Les habitants de cette petite ile bretonne font peu cas de l’assassinat d’un archiduc austro-hongrois par un jeune nationaliste serbe. Pêcheurs et paysans se cassent l’échine à la tâche pendant que les femmes entretiennent leurs foyers. Personne ne fait grand cas de cet événement qui s’est produit dans un lieu qu’ils localisent à peine sur la carte du monde. Pourtant, quelques jours plus tard, l’ordre de mobilisation générale est décrété. La première guerre mondiale vient de commencer.
« Aucune île n’est à l’abri des continents imbéciles »
Les hommes âgés de 20 à 50 ans sont appelés sous les drapeaux. Gonflés d’un orgueil patriotique, ils partent au combat. Ils sont plutôt amusés de pouvoir donner une bonne déculottée à ces allemands qui nous ont déclaré la guerre. Dans les esprits, ils reviendront dans quelques semaines, quelques mois tout au plus.

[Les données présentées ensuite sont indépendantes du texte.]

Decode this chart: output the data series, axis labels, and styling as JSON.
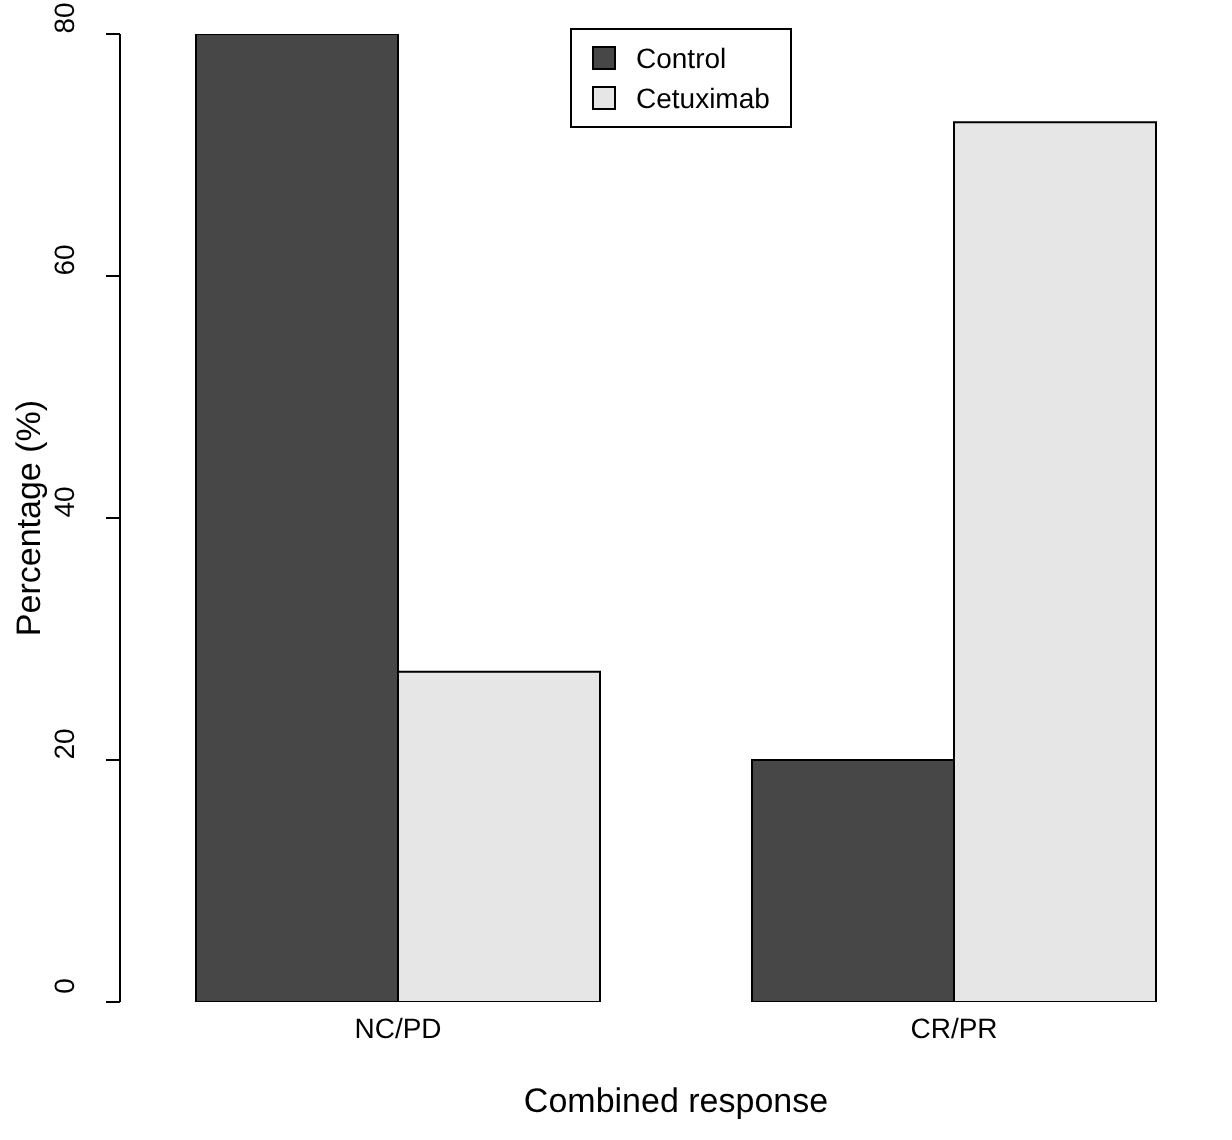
{
  "chart_data": {
    "type": "bar",
    "xlabel": "Combined response",
    "ylabel": "Percentage (%)",
    "categories": [
      "NC/PD",
      "CR/PR"
    ],
    "series": [
      {
        "name": "Control",
        "color": "#474747",
        "values": [
          80,
          20
        ]
      },
      {
        "name": "Cetuximab",
        "color": "#e6e6e6",
        "values": [
          27.3,
          72.7
        ]
      }
    ],
    "ylim": [
      0,
      80
    ],
    "yticks": [
      0,
      20,
      40,
      60,
      80
    ],
    "grid": false,
    "legend": "top"
  }
}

« Ces derniers laissent derrière eux de vieux parents, fiers peut-être, mais inquiets, des femmes ulcérées, des fiancées éplorées, des enfants incrédules… »
L’île se vide. Maël lui ne part pas. Une amertume pour lui. Une fois de plus il est mis à l’écart, rabaissé. Avec son pied-bot qui le handicape, il restera à l’arrière, avec les femmes, les enfants et les vieillards. La vie se réorganise sur l’île. En plus des tâches ménagères, les mains des femmes feront aussi la traite et prendront faux et fourches pour s’occuper des récoltes. Les vieux remontent leurs manches pour les aider. Solidarité.
Maël quant à lui, puisqu’il sait lire, sera chargé de la distribution du courrier. A sa surprise, il constate que cette tâche a un goût grisant de liberté et lui permet de se soustraire à l’autorité brusque de son père. Au fil des jours, il lie connaissances jusqu’à accueillir leurs confidences. Il se révèle habile pour distraire ces dames qui vont se surprendre à l’attendre, à l’apprécier et… à le désirer.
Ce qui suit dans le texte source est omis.